The Outstanding Smart Card award, given by the Smart Card Industry Association, honored Singapore's transportation agency for its use of contactless smart card technology on an electronic toll road.

The Larry Linden Innovative Security Application award, presented by Cardtech/Securtech, went to O'Hare Airport for its air cargo security access system. The system combines smart cards and biometrics to authenticate the fingerprints of truck drivers who deliver cargo to the airport. The smart card technology is from Schlumberger, with biometric identification tools by Identix.

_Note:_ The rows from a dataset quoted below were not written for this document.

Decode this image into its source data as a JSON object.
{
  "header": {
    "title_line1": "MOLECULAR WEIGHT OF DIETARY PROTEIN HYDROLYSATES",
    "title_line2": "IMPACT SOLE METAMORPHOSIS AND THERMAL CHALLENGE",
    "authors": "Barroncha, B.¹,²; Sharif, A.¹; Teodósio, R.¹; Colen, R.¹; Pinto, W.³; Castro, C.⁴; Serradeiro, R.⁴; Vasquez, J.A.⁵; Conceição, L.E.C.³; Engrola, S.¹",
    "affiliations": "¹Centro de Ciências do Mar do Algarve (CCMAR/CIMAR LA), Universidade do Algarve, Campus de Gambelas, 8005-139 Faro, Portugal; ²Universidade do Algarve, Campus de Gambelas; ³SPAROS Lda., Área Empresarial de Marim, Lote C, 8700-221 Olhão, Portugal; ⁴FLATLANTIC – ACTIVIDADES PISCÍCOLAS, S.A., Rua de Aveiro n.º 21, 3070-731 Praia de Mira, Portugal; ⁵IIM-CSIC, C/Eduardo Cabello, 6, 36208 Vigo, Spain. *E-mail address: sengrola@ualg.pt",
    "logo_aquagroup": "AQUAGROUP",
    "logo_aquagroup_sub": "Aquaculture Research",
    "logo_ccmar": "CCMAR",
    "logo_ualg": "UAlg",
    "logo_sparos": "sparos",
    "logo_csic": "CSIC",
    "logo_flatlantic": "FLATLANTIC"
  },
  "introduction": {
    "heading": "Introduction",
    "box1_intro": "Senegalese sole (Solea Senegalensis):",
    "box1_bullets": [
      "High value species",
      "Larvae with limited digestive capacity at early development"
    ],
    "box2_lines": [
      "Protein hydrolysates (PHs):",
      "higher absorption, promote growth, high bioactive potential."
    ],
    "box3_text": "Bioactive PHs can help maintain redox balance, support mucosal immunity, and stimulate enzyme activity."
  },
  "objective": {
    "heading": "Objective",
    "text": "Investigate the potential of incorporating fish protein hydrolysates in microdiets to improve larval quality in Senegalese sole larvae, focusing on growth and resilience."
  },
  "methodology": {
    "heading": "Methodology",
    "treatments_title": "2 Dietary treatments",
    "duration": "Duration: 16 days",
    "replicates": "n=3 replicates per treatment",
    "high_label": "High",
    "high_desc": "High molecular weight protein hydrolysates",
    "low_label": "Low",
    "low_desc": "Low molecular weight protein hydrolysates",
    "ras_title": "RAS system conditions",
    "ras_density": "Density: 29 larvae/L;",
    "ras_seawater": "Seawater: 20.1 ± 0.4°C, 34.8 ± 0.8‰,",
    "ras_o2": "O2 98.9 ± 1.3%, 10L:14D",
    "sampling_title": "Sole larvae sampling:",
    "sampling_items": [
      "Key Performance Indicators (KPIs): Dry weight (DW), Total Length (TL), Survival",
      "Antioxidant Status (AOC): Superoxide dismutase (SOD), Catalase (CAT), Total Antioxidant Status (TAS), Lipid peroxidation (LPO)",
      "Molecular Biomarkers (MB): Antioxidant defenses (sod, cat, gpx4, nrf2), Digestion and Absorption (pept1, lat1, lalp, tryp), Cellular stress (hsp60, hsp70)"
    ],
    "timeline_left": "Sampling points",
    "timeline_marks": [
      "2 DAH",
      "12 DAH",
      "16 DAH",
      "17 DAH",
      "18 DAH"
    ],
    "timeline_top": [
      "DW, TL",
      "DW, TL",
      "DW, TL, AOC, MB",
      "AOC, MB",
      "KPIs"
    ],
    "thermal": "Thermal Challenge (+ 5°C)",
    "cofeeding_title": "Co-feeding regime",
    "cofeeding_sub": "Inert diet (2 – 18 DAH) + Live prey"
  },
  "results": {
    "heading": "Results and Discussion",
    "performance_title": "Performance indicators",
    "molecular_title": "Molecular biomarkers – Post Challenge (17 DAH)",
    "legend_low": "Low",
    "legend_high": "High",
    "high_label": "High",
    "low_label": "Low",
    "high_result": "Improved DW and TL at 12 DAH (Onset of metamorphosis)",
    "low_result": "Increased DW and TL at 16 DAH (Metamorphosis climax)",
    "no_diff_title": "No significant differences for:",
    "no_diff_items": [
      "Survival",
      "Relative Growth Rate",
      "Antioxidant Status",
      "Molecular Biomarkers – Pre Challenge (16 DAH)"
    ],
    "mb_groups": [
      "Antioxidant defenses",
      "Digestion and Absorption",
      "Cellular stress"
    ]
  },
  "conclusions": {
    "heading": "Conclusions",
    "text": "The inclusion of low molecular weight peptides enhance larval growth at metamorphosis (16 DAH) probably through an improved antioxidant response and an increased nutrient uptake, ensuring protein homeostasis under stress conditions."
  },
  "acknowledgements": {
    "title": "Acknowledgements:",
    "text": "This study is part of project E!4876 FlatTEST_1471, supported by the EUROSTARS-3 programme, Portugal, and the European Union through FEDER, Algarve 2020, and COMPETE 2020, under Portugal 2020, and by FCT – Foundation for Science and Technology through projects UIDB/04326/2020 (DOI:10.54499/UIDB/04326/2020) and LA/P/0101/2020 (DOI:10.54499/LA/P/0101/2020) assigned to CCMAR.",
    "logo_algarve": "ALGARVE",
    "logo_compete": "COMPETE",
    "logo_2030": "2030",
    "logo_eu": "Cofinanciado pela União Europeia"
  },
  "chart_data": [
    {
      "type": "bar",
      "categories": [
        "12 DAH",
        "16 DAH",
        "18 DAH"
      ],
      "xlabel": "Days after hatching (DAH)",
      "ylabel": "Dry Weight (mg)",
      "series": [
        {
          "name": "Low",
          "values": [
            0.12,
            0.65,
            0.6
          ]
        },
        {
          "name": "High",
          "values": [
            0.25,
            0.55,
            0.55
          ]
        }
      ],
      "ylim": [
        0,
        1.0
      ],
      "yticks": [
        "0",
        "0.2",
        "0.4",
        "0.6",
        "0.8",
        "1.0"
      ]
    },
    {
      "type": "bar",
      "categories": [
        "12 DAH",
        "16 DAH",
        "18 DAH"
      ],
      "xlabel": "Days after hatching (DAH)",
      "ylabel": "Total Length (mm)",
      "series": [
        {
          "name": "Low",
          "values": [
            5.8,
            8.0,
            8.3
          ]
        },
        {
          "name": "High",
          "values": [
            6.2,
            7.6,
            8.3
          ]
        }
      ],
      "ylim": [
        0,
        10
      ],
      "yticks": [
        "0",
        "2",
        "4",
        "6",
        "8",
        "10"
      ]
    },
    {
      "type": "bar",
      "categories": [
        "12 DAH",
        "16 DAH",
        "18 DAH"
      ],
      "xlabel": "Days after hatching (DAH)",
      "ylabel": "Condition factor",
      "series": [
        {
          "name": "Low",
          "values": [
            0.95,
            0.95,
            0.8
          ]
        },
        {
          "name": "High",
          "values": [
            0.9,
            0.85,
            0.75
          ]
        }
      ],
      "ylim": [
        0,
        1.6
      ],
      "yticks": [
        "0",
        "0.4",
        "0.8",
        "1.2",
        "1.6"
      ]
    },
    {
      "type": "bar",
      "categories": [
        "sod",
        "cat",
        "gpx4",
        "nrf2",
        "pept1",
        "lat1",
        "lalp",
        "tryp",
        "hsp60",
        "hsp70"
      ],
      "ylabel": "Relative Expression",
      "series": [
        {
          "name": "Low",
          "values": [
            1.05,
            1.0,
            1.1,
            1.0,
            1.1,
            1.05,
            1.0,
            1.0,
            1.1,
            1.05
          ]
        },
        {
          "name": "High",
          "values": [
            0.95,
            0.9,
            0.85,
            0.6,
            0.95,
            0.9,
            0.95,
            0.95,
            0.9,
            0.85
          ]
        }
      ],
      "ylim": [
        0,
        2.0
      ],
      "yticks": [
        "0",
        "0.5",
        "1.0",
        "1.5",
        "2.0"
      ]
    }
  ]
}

Four runners-up for the Larry Linden award were: Mercedes Benz, which has designed an automobile that can be unlocked and started using a contactless smart card system; Barclays Bank, which is offering customers smart cards containing digital certificates for electronic transactions; Union Bank of Switzerland, which uses cards for security within the company; and Colt Manufacturing, which used smart card technology as a security feature in a handgun.

In another demonstration of Chicago's smart card efforts, the Chicago Transit Authority used Cardtech as a pilot for contactless card use on its buses and trains. Of 11,000 smart cards issued to conference attendees, 2,500 came with an extra chip loaded with $1.50 for use on Chicago's transit system. Gemplus paid the $3,750 tab.

Those who required a larger transportation budget could load cash on their cards at a Cubic Transportation Systems machine near the registration booths.